In 2010, 81 people in the United States earned $50 million or more, according to Social Security Administration
pay data. But the median income, the amount that 50% of people earned less than and 50 percent of people earned more than, was $26,363.55. David Cay Johnston points out that that's a
decrease of 1.2 percent, and that the $507 weekly paycheck it works out to is the lowest since 1999.
A substantial number of people earning below the median did not work full-time throughout the year—33 percent of people earned less than $15,000, roughly the amount a full-time minimum-wage worker makes. But, as we know, there are close to 10 million people in the country who are working part-time involuntarily, because they can't find full-time work. And there are many more who were employed full-time for part of the year before being laid off and having their annual income pushed down by a period of unemployment.
Then there are the people who didn't earn anything:
3.3 percent of people who had a job in 2007, or one in every 30, went all of 2010 without earning a dollar.

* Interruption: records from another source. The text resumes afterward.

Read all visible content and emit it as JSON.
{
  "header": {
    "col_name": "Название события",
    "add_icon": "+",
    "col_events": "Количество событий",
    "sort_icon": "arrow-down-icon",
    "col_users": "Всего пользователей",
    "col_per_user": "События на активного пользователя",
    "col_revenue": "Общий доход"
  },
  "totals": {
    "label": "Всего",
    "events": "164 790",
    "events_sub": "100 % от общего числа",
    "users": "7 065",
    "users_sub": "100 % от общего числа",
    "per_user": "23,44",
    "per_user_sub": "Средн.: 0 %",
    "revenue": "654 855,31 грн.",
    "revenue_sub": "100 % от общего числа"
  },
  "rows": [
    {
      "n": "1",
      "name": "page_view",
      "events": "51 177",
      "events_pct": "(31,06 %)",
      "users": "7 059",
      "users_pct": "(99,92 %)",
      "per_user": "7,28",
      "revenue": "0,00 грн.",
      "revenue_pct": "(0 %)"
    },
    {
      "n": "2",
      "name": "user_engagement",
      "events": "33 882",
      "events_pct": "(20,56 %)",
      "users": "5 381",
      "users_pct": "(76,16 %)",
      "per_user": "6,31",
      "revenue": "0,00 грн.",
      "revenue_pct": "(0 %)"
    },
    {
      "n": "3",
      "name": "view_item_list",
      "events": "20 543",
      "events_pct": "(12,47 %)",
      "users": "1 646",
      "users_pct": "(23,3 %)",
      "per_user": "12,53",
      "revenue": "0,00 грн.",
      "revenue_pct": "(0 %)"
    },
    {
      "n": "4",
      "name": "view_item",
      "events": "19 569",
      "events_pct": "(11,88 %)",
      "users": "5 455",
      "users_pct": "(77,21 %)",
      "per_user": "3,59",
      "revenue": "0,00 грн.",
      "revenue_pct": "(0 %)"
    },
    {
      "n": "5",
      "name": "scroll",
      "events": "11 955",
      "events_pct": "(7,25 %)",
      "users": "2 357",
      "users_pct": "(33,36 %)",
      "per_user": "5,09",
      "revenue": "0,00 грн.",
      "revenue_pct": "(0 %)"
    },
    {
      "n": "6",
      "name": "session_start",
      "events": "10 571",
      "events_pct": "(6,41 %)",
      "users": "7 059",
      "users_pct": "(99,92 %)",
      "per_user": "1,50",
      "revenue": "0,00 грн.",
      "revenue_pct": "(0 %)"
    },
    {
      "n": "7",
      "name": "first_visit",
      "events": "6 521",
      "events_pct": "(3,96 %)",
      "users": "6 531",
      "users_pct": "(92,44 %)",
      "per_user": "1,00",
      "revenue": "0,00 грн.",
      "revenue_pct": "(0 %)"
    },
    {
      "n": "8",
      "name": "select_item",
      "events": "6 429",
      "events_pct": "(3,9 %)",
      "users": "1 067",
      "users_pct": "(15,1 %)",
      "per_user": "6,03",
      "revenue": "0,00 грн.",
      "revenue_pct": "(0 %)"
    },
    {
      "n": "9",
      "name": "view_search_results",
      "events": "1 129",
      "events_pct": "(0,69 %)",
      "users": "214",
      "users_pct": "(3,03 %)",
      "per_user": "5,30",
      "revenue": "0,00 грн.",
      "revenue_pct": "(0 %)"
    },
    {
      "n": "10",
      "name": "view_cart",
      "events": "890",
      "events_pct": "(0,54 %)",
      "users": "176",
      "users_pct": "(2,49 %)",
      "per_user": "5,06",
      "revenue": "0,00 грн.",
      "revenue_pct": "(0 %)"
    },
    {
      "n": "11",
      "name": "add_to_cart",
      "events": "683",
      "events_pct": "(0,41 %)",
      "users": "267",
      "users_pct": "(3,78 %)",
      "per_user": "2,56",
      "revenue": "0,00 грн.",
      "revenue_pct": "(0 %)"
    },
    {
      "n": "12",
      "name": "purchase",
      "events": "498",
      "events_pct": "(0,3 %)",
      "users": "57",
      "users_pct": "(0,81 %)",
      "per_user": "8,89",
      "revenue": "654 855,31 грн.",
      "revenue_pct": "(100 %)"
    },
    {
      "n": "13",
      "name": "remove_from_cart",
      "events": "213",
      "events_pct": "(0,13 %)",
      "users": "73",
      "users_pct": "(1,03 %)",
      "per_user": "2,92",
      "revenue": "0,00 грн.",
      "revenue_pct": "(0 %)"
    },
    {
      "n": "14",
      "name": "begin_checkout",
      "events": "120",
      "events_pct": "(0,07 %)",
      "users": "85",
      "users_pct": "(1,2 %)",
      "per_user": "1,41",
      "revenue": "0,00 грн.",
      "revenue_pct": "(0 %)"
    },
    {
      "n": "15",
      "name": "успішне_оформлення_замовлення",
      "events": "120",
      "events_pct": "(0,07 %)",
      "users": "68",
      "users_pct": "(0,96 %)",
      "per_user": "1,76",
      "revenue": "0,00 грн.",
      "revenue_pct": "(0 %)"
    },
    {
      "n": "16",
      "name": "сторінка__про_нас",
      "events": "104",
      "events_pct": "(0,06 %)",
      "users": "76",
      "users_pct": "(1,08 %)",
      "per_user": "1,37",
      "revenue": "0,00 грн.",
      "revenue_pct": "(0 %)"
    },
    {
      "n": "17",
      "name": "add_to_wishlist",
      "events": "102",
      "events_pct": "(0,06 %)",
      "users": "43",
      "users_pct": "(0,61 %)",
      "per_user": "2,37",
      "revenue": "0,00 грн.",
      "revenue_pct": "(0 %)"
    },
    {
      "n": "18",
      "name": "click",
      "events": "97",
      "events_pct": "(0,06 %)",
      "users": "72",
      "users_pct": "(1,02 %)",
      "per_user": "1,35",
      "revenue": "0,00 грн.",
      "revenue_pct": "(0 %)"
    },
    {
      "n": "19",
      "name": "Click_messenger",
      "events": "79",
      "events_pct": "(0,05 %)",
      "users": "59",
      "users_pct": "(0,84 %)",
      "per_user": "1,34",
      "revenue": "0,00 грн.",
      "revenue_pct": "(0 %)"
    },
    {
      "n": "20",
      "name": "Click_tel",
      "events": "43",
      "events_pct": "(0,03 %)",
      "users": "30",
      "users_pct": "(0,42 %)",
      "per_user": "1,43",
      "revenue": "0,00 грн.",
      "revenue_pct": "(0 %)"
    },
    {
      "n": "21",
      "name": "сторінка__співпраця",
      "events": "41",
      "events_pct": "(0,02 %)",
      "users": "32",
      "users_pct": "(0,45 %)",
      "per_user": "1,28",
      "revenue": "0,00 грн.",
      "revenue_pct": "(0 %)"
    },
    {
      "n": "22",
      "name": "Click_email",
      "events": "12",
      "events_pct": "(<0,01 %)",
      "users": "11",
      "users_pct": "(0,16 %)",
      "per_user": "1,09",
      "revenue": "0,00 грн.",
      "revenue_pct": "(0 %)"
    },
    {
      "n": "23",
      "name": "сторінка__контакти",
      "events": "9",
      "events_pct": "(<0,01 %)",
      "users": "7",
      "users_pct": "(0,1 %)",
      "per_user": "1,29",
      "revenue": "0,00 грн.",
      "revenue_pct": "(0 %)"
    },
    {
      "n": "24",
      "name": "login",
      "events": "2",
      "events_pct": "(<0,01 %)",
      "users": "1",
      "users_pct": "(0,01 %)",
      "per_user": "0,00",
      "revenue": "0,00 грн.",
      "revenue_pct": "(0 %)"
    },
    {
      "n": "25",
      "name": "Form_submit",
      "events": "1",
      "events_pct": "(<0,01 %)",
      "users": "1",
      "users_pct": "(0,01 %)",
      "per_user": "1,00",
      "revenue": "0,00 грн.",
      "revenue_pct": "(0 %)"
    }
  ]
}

In addition to the 5.2 million people who no longer have any work add roughly 4.5 million people who, due to population growth, would normally join the workforce in three years and you have close to 10 million workers who did not find even an hour of paid work in 2010.
But, Johnston notes, the number of people making $1 million or more went from 78,000 to nearly 94,000, rebounding toward its 2007 number of 110,000. So don't say there's no good news in this data. For a few people, in fact, there's very good news. And it's them Republicans are fighting for, as always.